Déforestation, érosion des sols, destruction des écosystèmes liée à l’usage des pesticides… Le monde agricole, transformé par les techniques de production « intensive » est souvent pointé du doigt pour son impact environnemental majeur. Toutefois, selon un article publié dans Nature, il se pourrait qu’il recèle un potentiel de captation du carbone transformant le secteur en contributeur net à la réduction des émissions de gaz à effet de serre, grâce à de nouvelles pratiques qui accroitraient également les rendements : une double promesse qui pourrait réconcilier intérêts agricoles et lutte contre les changements climatiques.
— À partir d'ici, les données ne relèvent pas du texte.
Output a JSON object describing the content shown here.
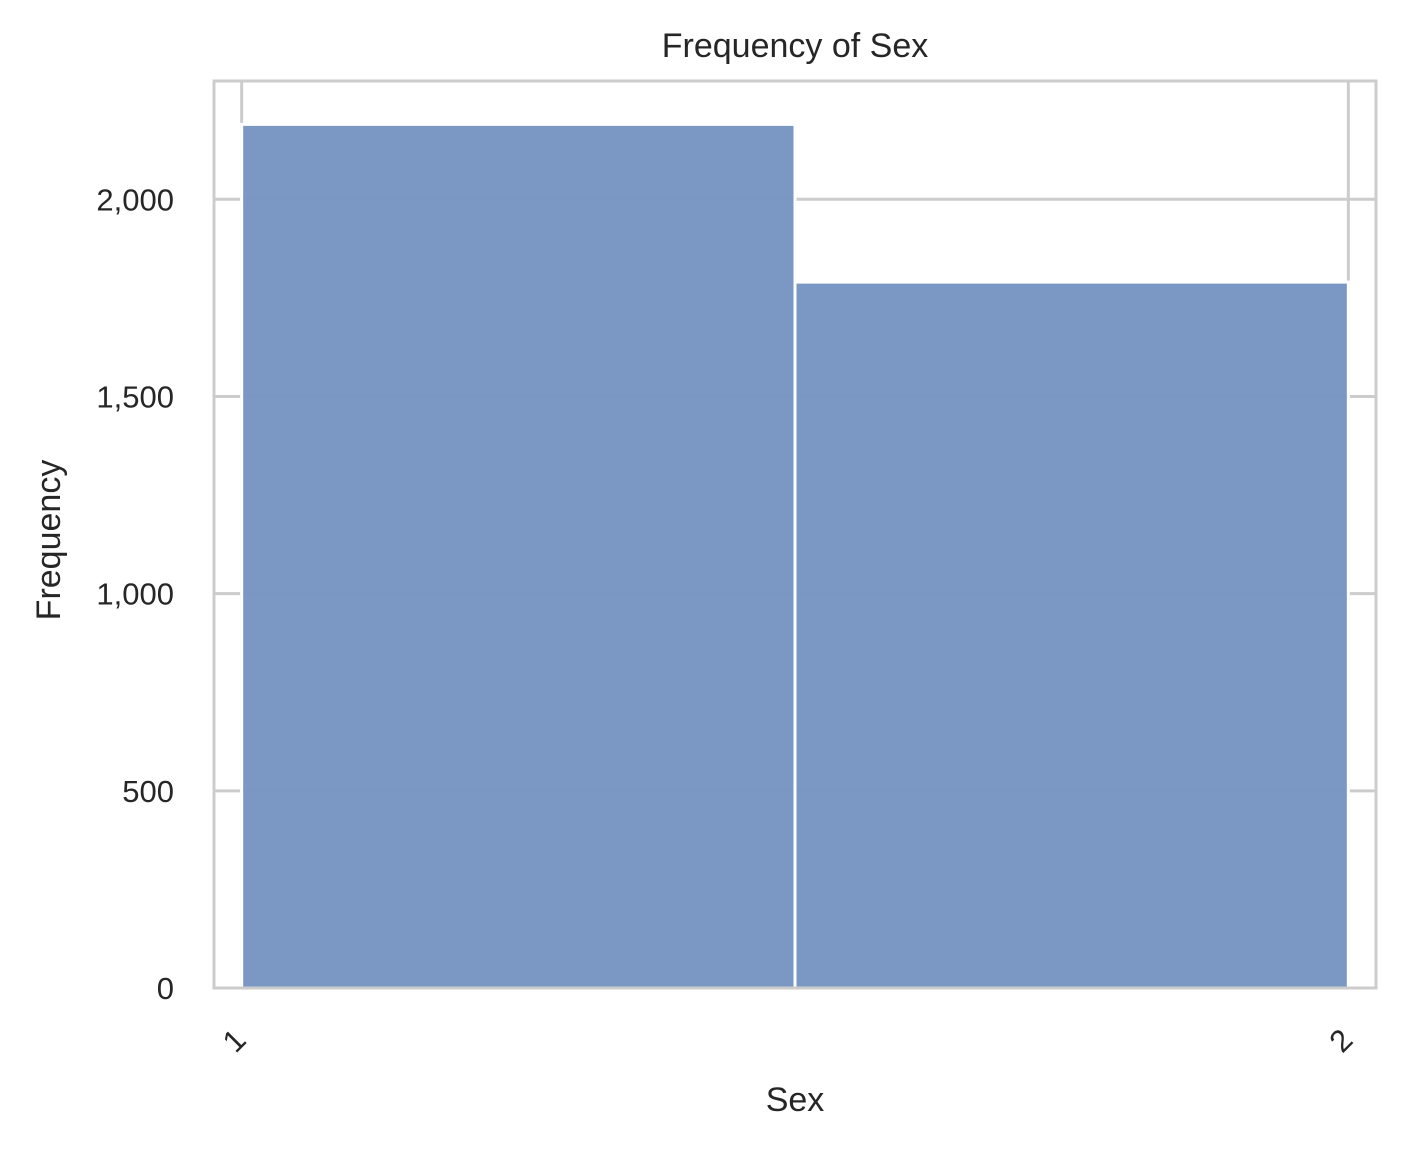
{
  "chart_data": {
    "type": "bar",
    "title": "Frequency of Sex",
    "xlabel": "Sex",
    "ylabel": "Frequency",
    "x_ticks": [
      "1",
      "2"
    ],
    "y_ticks": [
      {
        "value": 0,
        "label": "0"
      },
      {
        "value": 500,
        "label": "500"
      },
      {
        "value": 1000,
        "label": "1,000"
      },
      {
        "value": 1500,
        "label": "1,500"
      },
      {
        "value": 2000,
        "label": "2,000"
      }
    ],
    "bins": [
      {
        "x_start": 1.0,
        "x_end": 1.5,
        "value": 2190
      },
      {
        "x_start": 1.5,
        "x_end": 2.0,
        "value": 1790
      }
    ],
    "xlim": [
      0.975,
      2.025
    ],
    "ylim": [
      0,
      2300
    ],
    "grid": true,
    "colors": {
      "bar_fill": "#7896c4",
      "bar_stroke": "#ffffff",
      "grid": "#cccccc",
      "spine": "#cccccc",
      "text": "#262626"
    }
  }
}
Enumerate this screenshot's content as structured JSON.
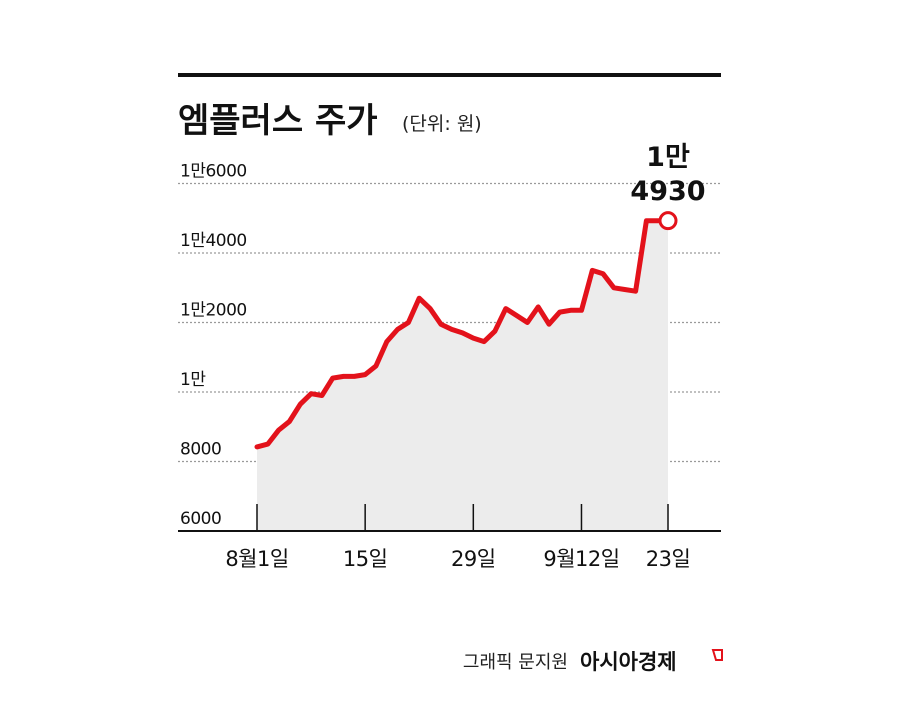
{
  "chart_data": {
    "type": "area",
    "title": "엠플러스 주가",
    "unit_label": "(단위: 원)",
    "y_ticks": [
      {
        "value": 6000,
        "label": "6000"
      },
      {
        "value": 8000,
        "label": "8000"
      },
      {
        "value": 10000,
        "label": "1만"
      },
      {
        "value": 12000,
        "label": "1만2000"
      },
      {
        "value": 14000,
        "label": "1만4000"
      },
      {
        "value": 16000,
        "label": "1만6000"
      }
    ],
    "x_ticks": [
      {
        "index": 0,
        "label": "8월1일"
      },
      {
        "index": 10,
        "label": "15일"
      },
      {
        "index": 20,
        "label": "29일"
      },
      {
        "index": 30,
        "label": "9월12일"
      },
      {
        "index": 38,
        "label": "23일"
      }
    ],
    "ylim": [
      6000,
      16600
    ],
    "grid": true,
    "series": [
      {
        "values": [
          8420,
          8500,
          8900,
          9150,
          9650,
          9950,
          9900,
          10400,
          10450,
          10450,
          10500,
          10750,
          11450,
          11800,
          12000,
          12700,
          12400,
          11950,
          11800,
          11700,
          11550,
          11450,
          11750,
          12400,
          12200,
          12000,
          12450,
          11950,
          12300,
          12350,
          12350,
          13500,
          13400,
          13000,
          12950,
          12900,
          14930,
          14930,
          14930
        ]
      }
    ],
    "peak_annotation": {
      "index": 38,
      "value": 14930,
      "line1": "1만",
      "line2": "4930"
    }
  },
  "footer": {
    "credit": "그래픽 문지원",
    "brand": "아시아경제"
  },
  "colors": {
    "line": "#e3121b",
    "area": "#ececec",
    "grid": "#9a9a9a",
    "rule": "#111111"
  }
}
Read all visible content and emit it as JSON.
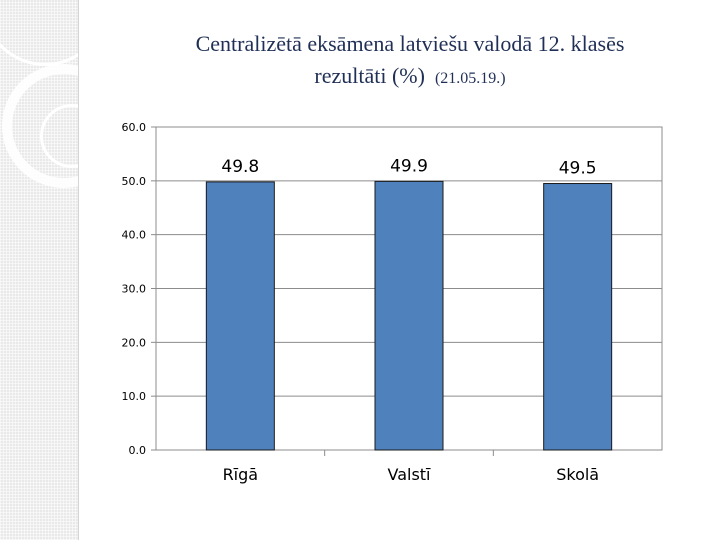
{
  "title_line1": "Centralizētā eksāmena latviešu valodā 12. klasēs",
  "title_line2": "rezultāti (%)",
  "title_date": "(21.05.19.)",
  "chart_data": {
    "type": "bar",
    "categories": [
      "Rīgā",
      "Valstī",
      "Skolā"
    ],
    "values": [
      49.8,
      49.9,
      49.5
    ],
    "value_labels": [
      "49.8",
      "49.9",
      "49.5"
    ],
    "ylim": [
      0,
      60
    ],
    "yticks": [
      "0.0",
      "10.0",
      "20.0",
      "30.0",
      "40.0",
      "50.0",
      "60.0"
    ],
    "bar_color": "#4f81bd",
    "grid": true
  }
}
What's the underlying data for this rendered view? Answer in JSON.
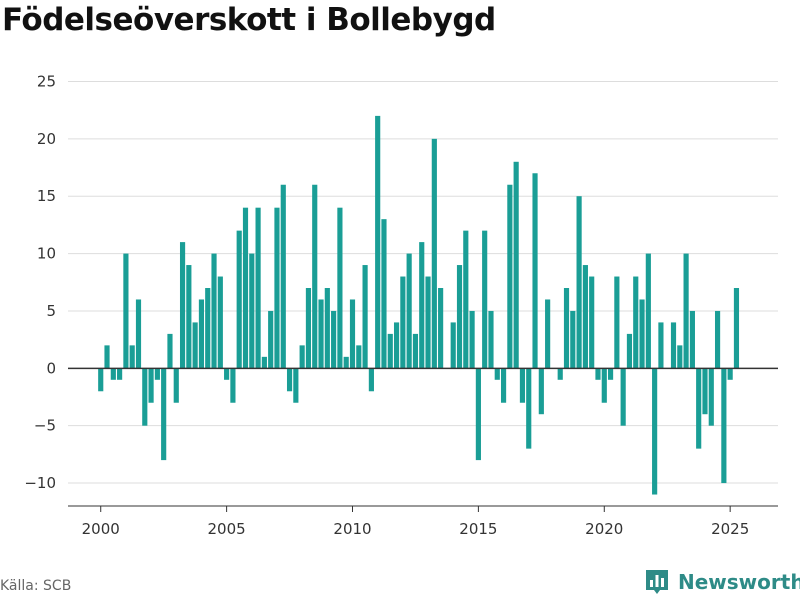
{
  "title": "Födelseöverskott i Bollebygd",
  "source": "Källa: SCB",
  "brand": {
    "name": "Newsworthy",
    "logo_icon": "bar-chart-logo-icon"
  },
  "colors": {
    "bar": "#1a9e96",
    "brand": "#2e8b87",
    "grid": "#dddddd",
    "zero": "#333333"
  },
  "chart_data": {
    "type": "bar",
    "title": "Födelseöverskott i Bollebygd",
    "xlabel": "",
    "ylabel": "",
    "ylim": [
      -12,
      26
    ],
    "xlim": [
      1998.7,
      2026.9
    ],
    "grid": true,
    "x_ticks": [
      2000,
      2005,
      2010,
      2015,
      2020,
      2025
    ],
    "y_ticks": [
      -10,
      -5,
      0,
      5,
      10,
      15,
      20,
      25
    ],
    "tick_labels": {
      "x": [
        "2000",
        "2005",
        "2010",
        "2015",
        "2020",
        "2025"
      ],
      "y": [
        "−10",
        "−5",
        "0",
        "5",
        "10",
        "15",
        "20",
        "25"
      ]
    },
    "start_year": 2000,
    "bars_per_year": 4,
    "values": [
      -2,
      2,
      -1,
      -1,
      10,
      2,
      6,
      -5,
      -3,
      -1,
      -8,
      3,
      -3,
      11,
      9,
      4,
      6,
      7,
      10,
      8,
      -1,
      -3,
      12,
      14,
      10,
      14,
      1,
      5,
      14,
      16,
      -2,
      -3,
      2,
      7,
      16,
      6,
      7,
      5,
      14,
      1,
      6,
      2,
      9,
      -2,
      22,
      13,
      3,
      4,
      8,
      10,
      3,
      11,
      8,
      20,
      7,
      0,
      4,
      9,
      12,
      5,
      -8,
      12,
      5,
      -1,
      -3,
      16,
      18,
      -3,
      -7,
      17,
      -4,
      6,
      0,
      -1,
      7,
      5,
      15,
      9,
      8,
      -1,
      -3,
      -1,
      8,
      -5,
      3,
      8,
      6,
      10,
      -11,
      4,
      0,
      4,
      2,
      10,
      5,
      -7,
      -4,
      -5,
      5,
      -10,
      -1,
      7
    ]
  }
}
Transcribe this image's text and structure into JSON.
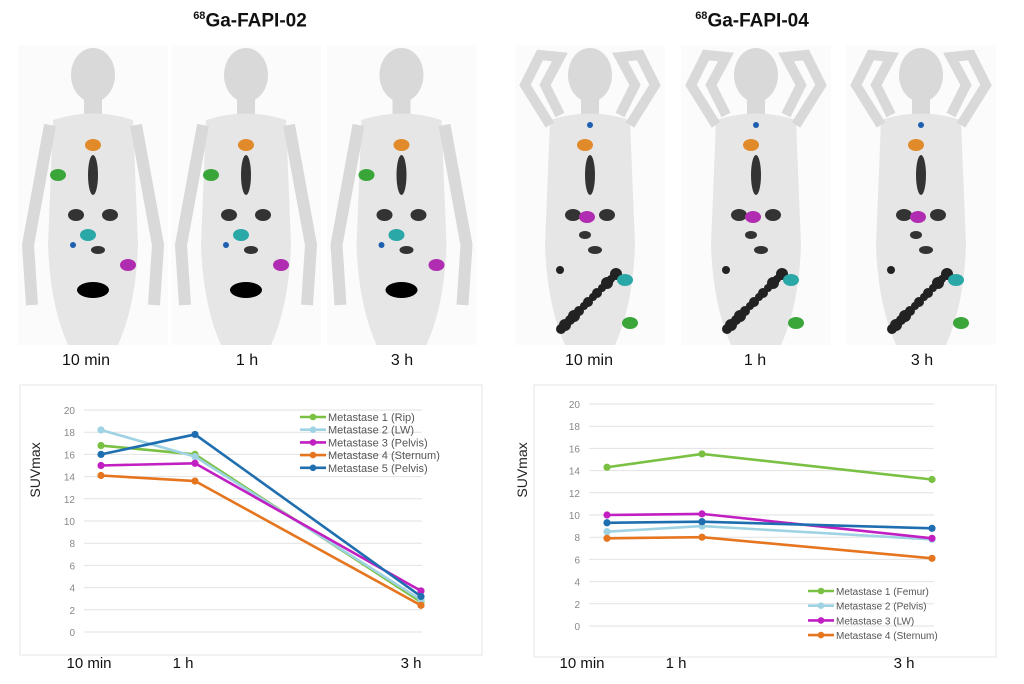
{
  "figure": {
    "left_title": {
      "prefix": "68",
      "name": "Ga-FAPI-02"
    },
    "right_title": {
      "prefix": "68",
      "name": "Ga-FAPI-04"
    },
    "left_image_labels": [
      "10 min",
      "1 h",
      "3 h"
    ],
    "right_image_labels": [
      "10 min",
      "1 h",
      "3 h"
    ]
  },
  "chart_data": [
    {
      "type": "line",
      "title": "",
      "xlabel": "",
      "ylabel": "SUVmax",
      "categories": [
        "10 min",
        "1 h",
        "3 h"
      ],
      "ylim": [
        0,
        20
      ],
      "yticks": [
        0,
        2,
        4,
        6,
        8,
        10,
        12,
        14,
        16,
        18,
        20
      ],
      "grid": true,
      "legend": "top-right",
      "series": [
        {
          "name": "Metastase 1 (Rip)",
          "color": "#7ac143",
          "values": [
            16.8,
            16.0,
            2.7
          ]
        },
        {
          "name": "Metastase 2 (LW)",
          "color": "#9fd3e3",
          "values": [
            18.2,
            15.8,
            2.9
          ]
        },
        {
          "name": "Metastase 3 (Pelvis)",
          "color": "#c21fc2",
          "values": [
            15.0,
            15.2,
            3.7
          ]
        },
        {
          "name": "Metastase 4 (Sternum)",
          "color": "#e5761f",
          "values": [
            14.1,
            13.6,
            2.4
          ]
        },
        {
          "name": "Metastase 5 (Pelvis)",
          "color": "#1f6fb0",
          "values": [
            16.0,
            17.8,
            3.2
          ]
        }
      ]
    },
    {
      "type": "line",
      "title": "",
      "xlabel": "",
      "ylabel": "SUVmax",
      "categories": [
        "10 min",
        "1 h",
        "3 h"
      ],
      "ylim": [
        0,
        20
      ],
      "yticks": [
        0,
        2,
        4,
        6,
        8,
        10,
        12,
        14,
        16,
        18,
        20
      ],
      "grid": true,
      "legend": "bottom-right",
      "series": [
        {
          "name": "Metastase 1 (Femur)",
          "color": "#7ac143",
          "values": [
            14.3,
            15.5,
            13.2
          ]
        },
        {
          "name": "Metastase 2 (Pelvis)",
          "color": "#9fd3e3",
          "values": [
            8.5,
            9.0,
            7.8
          ]
        },
        {
          "name": "Metastase 3 (LW)",
          "color": "#c21fc2",
          "values": [
            10.0,
            10.1,
            7.9
          ]
        },
        {
          "name": "Metastase 4 (Sternum)",
          "color": "#e5761f",
          "values": [
            7.9,
            8.0,
            6.1
          ]
        },
        {
          "name": "",
          "color": "#1f6fb0",
          "values": [
            9.3,
            9.4,
            8.8
          ]
        }
      ]
    }
  ]
}
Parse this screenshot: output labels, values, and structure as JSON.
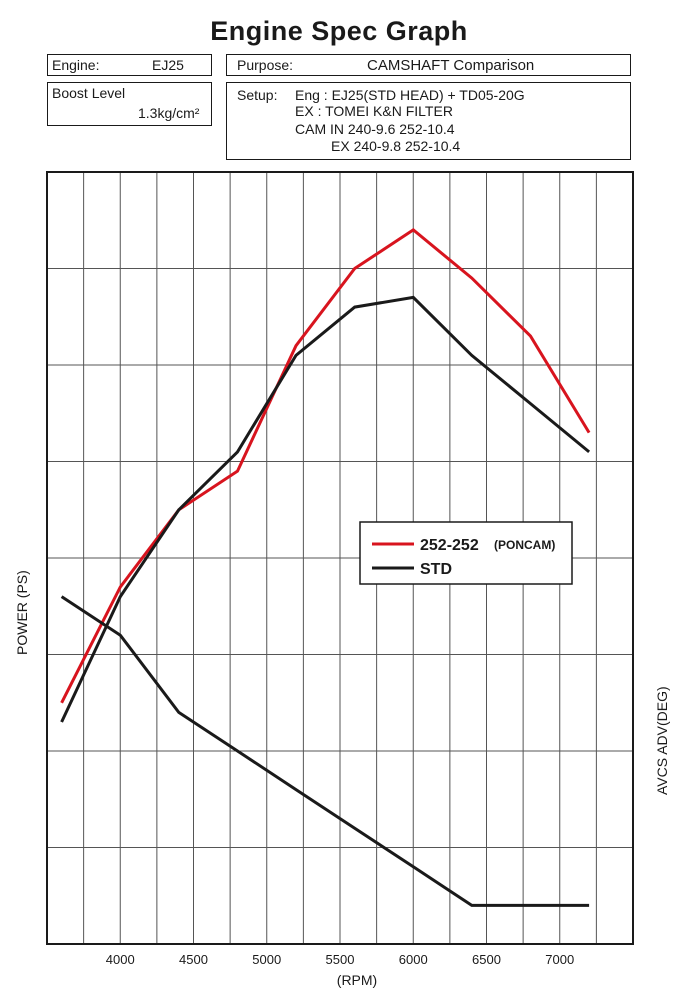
{
  "header": {
    "title": "Engine Spec Graph",
    "engine_label": "Engine:",
    "engine_value": "EJ25",
    "purpose_label": "Purpose:",
    "purpose_value": "CAMSHAFT Comparison",
    "boost_label": "Boost Level",
    "boost_value": "1.3kg/cm²",
    "setup_label": "Setup:",
    "setup_lines": [
      "Eng : EJ25(STD HEAD) + TD05-20G",
      "EX :  TOMEI K&N FILTER",
      "CAM IN           240-9.6 252-10.4",
      "EX           240-9.8 252-10.4"
    ]
  },
  "chart_data": {
    "type": "line",
    "title": "Engine Spec Graph",
    "xlabel": "(RPM)",
    "ylabel_left": "POWER (PS)",
    "ylabel_right": "AVCS ADV(DEG)",
    "xlim": [
      3500,
      7500
    ],
    "ylim": [
      0,
      8
    ],
    "x_ticks": [
      4000,
      4500,
      5000,
      5500,
      6000,
      6500,
      7000
    ],
    "grid": true,
    "legend_position": "center-right",
    "legend": [
      {
        "name": "252-252",
        "suffix": "(PONCAM)",
        "color": "#d8141e"
      },
      {
        "name": "STD",
        "suffix": "",
        "color": "#1a1a1a"
      }
    ],
    "series": [
      {
        "name": "252-252 (PONCAM) power",
        "color": "#d8141e",
        "x": [
          3600,
          4000,
          4400,
          4800,
          5200,
          5600,
          6000,
          6400,
          6800,
          7200
        ],
        "y": [
          2.5,
          3.7,
          4.5,
          4.9,
          6.2,
          7.0,
          7.4,
          6.9,
          6.3,
          5.3
        ]
      },
      {
        "name": "STD power",
        "color": "#1a1a1a",
        "x": [
          3600,
          4000,
          4400,
          4800,
          5200,
          5600,
          6000,
          6400,
          6800,
          7200
        ],
        "y": [
          2.3,
          3.6,
          4.5,
          5.1,
          6.1,
          6.6,
          6.7,
          6.1,
          5.6,
          5.1
        ]
      },
      {
        "name": "AVCS advance",
        "color": "#1a1a1a",
        "x": [
          3600,
          4000,
          4400,
          4800,
          5200,
          5600,
          6000,
          6400,
          6800,
          7200
        ],
        "y": [
          3.6,
          3.2,
          2.4,
          2.0,
          1.6,
          1.2,
          0.8,
          0.4,
          0.4,
          0.4
        ]
      }
    ]
  }
}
L’AGRICULTURE, UNE SOURCE MAJEURE DE CARBONE
Aujourd’hui, l’agriculture est responsable d’une part significative des émissions mondiales de gaz à effet de serre. Environ 13,7 milliards de tonnes de CO2 ou de gaz à effet de serre équivalents sont émises chaque année par les processus agricoles, contribuant à presque un quart des émissions globales.
Une grande partie de ces émissions sont dues à des pratiques intensives qui, depuis des siècles, dégradent les sols en libérant le carbone stocké.
Depuis les débuts de l’agriculture il y a 12 000 ans, on estime que ce ne sont pas moins de 133 milliards de tonnes de carbone -soit 8 % du total naturellement stocké dans les sols- qui ont été relâchées.
Cependant, certains experts soulignent que les champs agricoles ont aussi le potentiel de constituer un « puit de carbone » majeur à l’échelle mondiale.
En modifiant les pratiques agricoles pour favoriser la séquestration du carbone dans les sols, il est ainsi possible de renverser cette perte historique à travers des méthodes relativement faciles à mettre en place.
SÉQUESTRATION DU CARBONE : DES SOLUTIONS SIMPLES MAIS EFFICACES
Une des techniques les plus prometteuses pour stocker du carbone dans les sols est la réduction, voire l’élimination, du labour.
Cette pratique millénaire, qui consiste à retourner à retourner la couche superficielle du sol à l’aide d’outils comme la charrue, sert plusieurs objectifs : elle aide à enfouir les résidus de culture, à mélanger les couches de sol, à contrôler les mauvaises herbes, et à préparer le terrain pour de nouvelles plantations.
Très utilisée pour pratiquer la culture intensive, cette technique contribue à l’érosion des sols et la libération du carbone naturellement stocké dans le sol. En pratiquant l’agriculture sans labour, on limite cette libération de carbone, tout en favorisant leur régénération.
Toujours selon l’article de Nature, cette méthode pourrait contribuer à la capture de plusieurs gigatonnes de CO2 par an, soit l’équivalent des émissions de l’Union européenne en 2022.
En parallèle, l’utilisation de cultures de couverture, qui consistent à laisser pousser des plantes entre les cultures principales, permet d’améliorer la rétention du carbone tout en protégeant les sols contre l’érosion.
Une étude menée dans des vignobles australiens a ainsi montré que cette technique augmentait de 23 % la quantité de carbone organique dans les sols sur une période de cinq ans.
UN AVENIR OÙ L’AGRICULTURE DEVIENT UN PUITS DE CARBONE ?
Les scientifiques s’accordent à dire que si l’on adopte massivement ces pratiques de séquestration du carbone, l’agriculture pourrait contribuer de manière significative à l’atteinte des objectifs de neutralité carbone.
Le rapport du GIEC estime que le potentiel de capture de carbone par l’agriculture pourrait atteindre 3,5 gigatonnes de CO2 par an.
L’adoption de ces pratiques n’est toutefois pas un combat gagné d’avance. L’agriculture moderne intensive favorise le labour pour pouvoir replanter toujours plus rapidement, sur des terres bien souvent vidées de leurs nutriments mais enrichies artificiellement par des engrais et fertilisants chimiques.
C’est tout un système socio-économique, culturel et technologique qui doit être transformé pour accélérer l’adoption de ces pratiques à grande échelle, transformation qui ne se fera sans doute pas sans une volonté politique forte et des mesures publiques incitatives majeures.